Et un homme sans tête.
En fait, il en avait toujours une, grâces en soient rendues à Deos. Mais le sac de toile qui la recouvrait masquait ses traits au monde extérieure aussi bien qu'il masquait le dit monde au regard de ce qui était, manifestement, un prisonnier.
Un prisonnier mis à part cela vêtu chaudement, mais sans marque distinctive d'aucune sorte, et lié à sa monture par les jambes et les mains liées elles mêmes entre elles.

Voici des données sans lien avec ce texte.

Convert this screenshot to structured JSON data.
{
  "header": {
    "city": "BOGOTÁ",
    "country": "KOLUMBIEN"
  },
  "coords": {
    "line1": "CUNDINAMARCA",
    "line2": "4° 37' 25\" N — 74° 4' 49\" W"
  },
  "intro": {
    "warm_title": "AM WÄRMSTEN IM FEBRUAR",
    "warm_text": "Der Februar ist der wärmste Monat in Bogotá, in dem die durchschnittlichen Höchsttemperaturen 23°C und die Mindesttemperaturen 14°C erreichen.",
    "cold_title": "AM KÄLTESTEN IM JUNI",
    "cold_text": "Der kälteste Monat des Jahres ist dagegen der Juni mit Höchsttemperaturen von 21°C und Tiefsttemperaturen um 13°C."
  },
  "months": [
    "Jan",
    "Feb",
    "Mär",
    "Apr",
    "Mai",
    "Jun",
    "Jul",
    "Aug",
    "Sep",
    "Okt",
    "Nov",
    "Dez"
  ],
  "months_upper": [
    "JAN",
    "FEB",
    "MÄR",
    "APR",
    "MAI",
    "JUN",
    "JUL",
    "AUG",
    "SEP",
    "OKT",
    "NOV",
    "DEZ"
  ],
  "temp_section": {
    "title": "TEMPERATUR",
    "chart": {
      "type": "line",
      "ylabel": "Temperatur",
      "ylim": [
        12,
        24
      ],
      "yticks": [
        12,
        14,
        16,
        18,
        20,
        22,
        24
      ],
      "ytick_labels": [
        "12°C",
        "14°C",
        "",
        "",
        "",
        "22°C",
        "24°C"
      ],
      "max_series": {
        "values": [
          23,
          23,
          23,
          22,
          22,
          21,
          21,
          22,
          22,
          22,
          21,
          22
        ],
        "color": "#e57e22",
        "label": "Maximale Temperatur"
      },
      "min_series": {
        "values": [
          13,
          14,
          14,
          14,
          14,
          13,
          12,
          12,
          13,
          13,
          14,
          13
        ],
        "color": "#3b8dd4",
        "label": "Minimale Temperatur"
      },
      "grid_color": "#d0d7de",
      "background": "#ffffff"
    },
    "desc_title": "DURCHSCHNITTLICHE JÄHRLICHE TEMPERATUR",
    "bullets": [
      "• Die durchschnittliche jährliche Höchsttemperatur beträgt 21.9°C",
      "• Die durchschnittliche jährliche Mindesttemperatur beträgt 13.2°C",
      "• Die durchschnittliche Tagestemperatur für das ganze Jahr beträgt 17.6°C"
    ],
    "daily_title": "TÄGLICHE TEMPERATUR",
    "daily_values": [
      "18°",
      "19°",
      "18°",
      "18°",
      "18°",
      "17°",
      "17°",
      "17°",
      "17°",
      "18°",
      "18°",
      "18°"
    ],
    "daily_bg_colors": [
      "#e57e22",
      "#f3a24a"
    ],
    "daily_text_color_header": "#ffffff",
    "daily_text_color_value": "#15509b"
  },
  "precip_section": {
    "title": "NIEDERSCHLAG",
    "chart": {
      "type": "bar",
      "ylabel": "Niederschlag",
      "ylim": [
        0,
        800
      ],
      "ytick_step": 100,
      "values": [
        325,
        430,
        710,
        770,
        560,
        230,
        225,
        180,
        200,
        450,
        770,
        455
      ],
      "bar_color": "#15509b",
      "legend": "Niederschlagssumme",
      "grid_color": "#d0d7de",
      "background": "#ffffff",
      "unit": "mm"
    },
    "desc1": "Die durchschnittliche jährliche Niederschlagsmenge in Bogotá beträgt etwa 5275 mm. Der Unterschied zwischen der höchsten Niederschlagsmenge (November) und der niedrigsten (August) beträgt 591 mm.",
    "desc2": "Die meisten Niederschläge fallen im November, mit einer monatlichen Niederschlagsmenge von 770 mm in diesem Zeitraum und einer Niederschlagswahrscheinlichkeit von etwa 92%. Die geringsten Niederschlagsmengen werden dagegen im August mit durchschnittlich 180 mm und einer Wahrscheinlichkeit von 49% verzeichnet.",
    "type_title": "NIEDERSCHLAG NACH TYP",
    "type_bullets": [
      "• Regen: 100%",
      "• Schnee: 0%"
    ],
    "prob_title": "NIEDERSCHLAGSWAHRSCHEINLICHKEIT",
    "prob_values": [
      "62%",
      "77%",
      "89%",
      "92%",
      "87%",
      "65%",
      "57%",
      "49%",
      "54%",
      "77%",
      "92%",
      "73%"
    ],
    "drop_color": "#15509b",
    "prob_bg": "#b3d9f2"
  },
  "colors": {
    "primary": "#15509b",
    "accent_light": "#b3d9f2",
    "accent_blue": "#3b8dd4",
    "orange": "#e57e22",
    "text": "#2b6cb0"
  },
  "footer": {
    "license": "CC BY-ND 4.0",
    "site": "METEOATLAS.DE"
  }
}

Il ne s'agissait ni de lui laisser du champ, ni de le laisser tomber... Au sens propre, car manifestement, sa bonne étoile l'avait abandonné pour qu'il se retrouve ainsi saucissonné en la capitale.
Sa monture était menée par le cavalier juste devant, au licol. Là encore, ça n'avait pas forcément été une partie de plaisir. Si il n'avait pas fait tout le voyage encagoulé, une partie en avait néanmoins été faite en travers d'une monture comme un sac de grain, pour presser l'allure. Et chaque traversée de ville lui avait valu d'être coupé de tout moyen d'échange.
Dans l'ensemble, le trajet s'était ainsi plutôt bien déroulé. Pas de brigands notoires pour intercepter ce groupe d'épéistes manifestement aguerri et sans remords pour un couillon de bandit de grand chemin.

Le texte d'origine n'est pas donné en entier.